Boy, oh boy

Where to begin?

Well, a good, if counterintuitive, place, I suppose, is the first inning, when the sun was shining warmly on red-bedecked fans, and Jon Lester retired the side on just four (4) pitches.

Hot dog! It seemed from the get-go like we were in for another gem.

Here, for posterity, is a photo I snapped of Lester — avant le deluge — as he struck out Carl Crawford in the second.

Things were looking good.

And, then quite suddenly, they weren’t.

Roundabout the eight inning yesterday evening, as the moon shone brightly over the first base line and Rocco Baldelli’s Monster mash flew skyward, hammering a definitive nail in that game’s proverbial coffin, I gazed down at the field and noticed something disconcerting.

The Rays, in their new uniforms, road grays with dark blue caps, looked a lot like the Yankees.

They were hitting like the Yankees, too.

It was also around this time that fans started exiting en masse.

We stayed put.
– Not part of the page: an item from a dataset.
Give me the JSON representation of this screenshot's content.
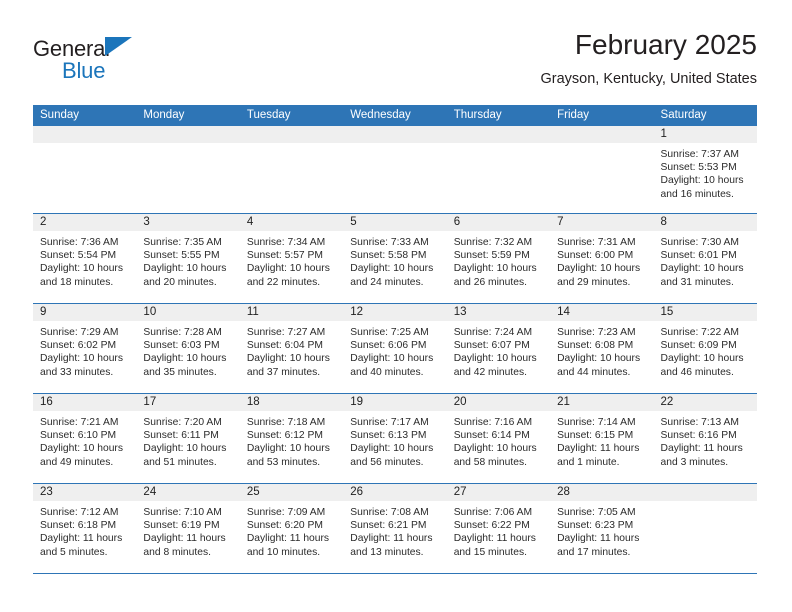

If only to witness something miraculous. But I really couldn’t blame people for wanting to beat traffic. “I can't believe people are walking out,” wrote someone on Sons of Sam Horn. “The fucking principle. This is the American league pennant!”

Came the reply: “Tell that to the Red Sox bats.”

Yep. This game was terrible.

And Jon Lester did the best he could do considering the circumstance he was in. After that disastrous third, he sacked up and came back, gutting it out for another two and two-thirds, giving up just three more hits. (And, yeah, Tek made some bad pitch calls. And yeah, he’s probably a little overworked.)

But WTF is up with this offense?

It’s not just that we’ve got no pop. Yesterday it seemed like we had less than nothing.

No Ellsbury. No Papi. No Tek. (Hey Jason! Don’t wanna be pinch-hit for? Don’t suck!)

We allowed ourselves to be handcuffed for 6 innings by Matt Garza.

And now, because of that, we find ourselves hoping against hope that Tim Wakefield, who was 0-2 with a 5.87 against the Rays this season, will somehow set that thing a dancin’ and turn in a performance like this one.

And we praying that Andy Sonnanstine, who beat us twice in a row last month — and with ease: 13 IP, 12 strikeouts, 7 hits, 0 earned runs — will somehow forget that he has our number.


Stranger things have happened, sure.

But the Rays seem relaxed and rested. (And way, way, way too comfortable at the plate.)

We seem beat-up, tired, and tense. Which I think we are.

And I’m starting to think that, as much grit and guts as we may possess, we just don’t have the offence or the pitching do see this thing through.

I’d love, of course, to be proven wrong.